What i'm doing wrong?
After a long search i found an answer: Create a view inside the admin using a standard form
Form:
class DataInput(forms.Form):
file = forms.FileField()
place = forms.ModelChoiceField(queryset=Place.objects.all())
def save(self):
records = csv.reader(self.cleaned_data["file"])
for line in records:
input_data = Data()
input_data.place = self.cleaned_data["place"]
input_data.time = datetime.strptime(line[1], "%m/%d/%y %H:%M:%S")
input_data.data_1 = line[2]
input_data.data_2 = line[3]
input_data.data_3 = line[4]
input_data.save()
The view:
#staff_member_required
def import(request):
if request.method == "POST":
form = DataInput(request.POST, request.FILES)
if form.is_valid():
form.save()
success = True
context = {"form": form, "success": success}
return render_to_response("imported.html", context,
context_instance=RequestContext(request))
else:
form = DataInput()
context = {"form": form}
return render_to_response("imported.html", context,
context_instance=RequestContext(request))
The rest is part of this post:
http://web.archive.org/web/20100605043304/http://www.beardygeek.com/2010/03/adding-views-to-the-django-admin/
Take a look at django-admin-import, it does more or less exactly what you want -- you can upload a XLS (not a CSV, but that should not matter) and lets you assign columns to model fields.
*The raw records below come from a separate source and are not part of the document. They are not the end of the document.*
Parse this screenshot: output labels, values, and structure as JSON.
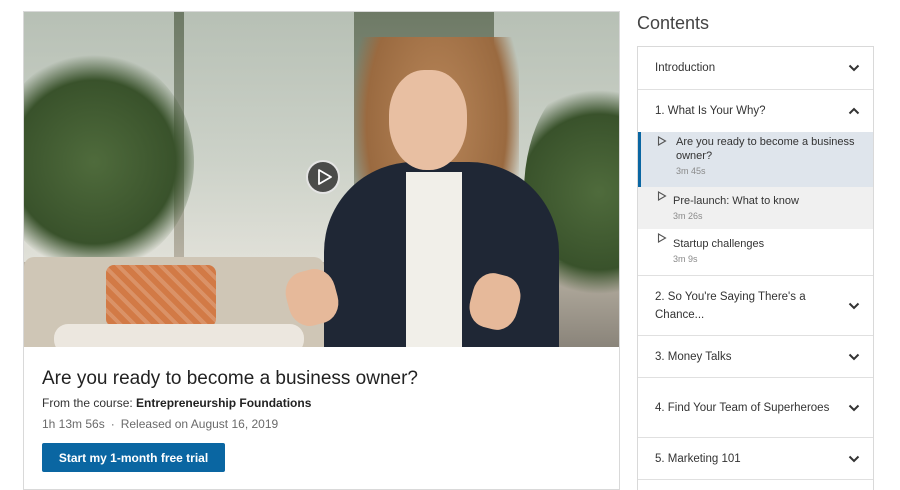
{
  "video": {
    "title": "Are you ready to become a business owner?",
    "from_prefix": "From the course:",
    "course_name": "Entrepreneurship Foundations",
    "duration": "1h 13m 56s",
    "separator": "·",
    "released": "Released on August 16, 2019",
    "cta_label": "Start my 1-month free trial",
    "play_icon": "play-icon"
  },
  "sidebar": {
    "heading": "Contents",
    "chapters": [
      {
        "label": "Introduction",
        "expanded": false
      },
      {
        "label": "1. What Is Your Why?",
        "expanded": true,
        "videos": [
          {
            "title": "Are you ready to become a business owner?",
            "duration": "3m 45s",
            "active": true
          },
          {
            "title": "Pre-launch: What to know",
            "duration": "3m 26s",
            "active": false
          },
          {
            "title": "Startup challenges",
            "duration": "3m 9s",
            "active": false
          }
        ]
      },
      {
        "label": "2. So You're Saying There's a Chance...",
        "expanded": false
      },
      {
        "label": "3. Money Talks",
        "expanded": false
      },
      {
        "label": "4. Find Your Team of Superheroes",
        "expanded": false
      },
      {
        "label": "5. Marketing 101",
        "expanded": false
      }
    ]
  },
  "colors": {
    "brand_blue": "#0a66a2",
    "active_row": "#dfe5ec",
    "hover_row": "#f0f0f0"
  }
}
Default values are also supported.
https://pypi.org/project/django-admin-import/
Additionally, it does not take away the possibility to modify individual records by hand because you don't have to replace the default model form used in the administration.
In the save() method, you don't have any access to the request object - you can see that it's not passed in. Normally you would expect to have a NameError there, but I suspect that you've got a function elsewhere in the file called request().
At the point of saving, all the relevant data should be in cleaned_data: so you should be able to do
file_csv = self.cleaned_data['file_to_import']
At that point you'll have another problem, which is when you get to open - you can't do that, as file_to_import is not a file on the server filesystem, it's an in-memory file that has been streamed from the client. You should be able to pass file_csv directly to csv.reader.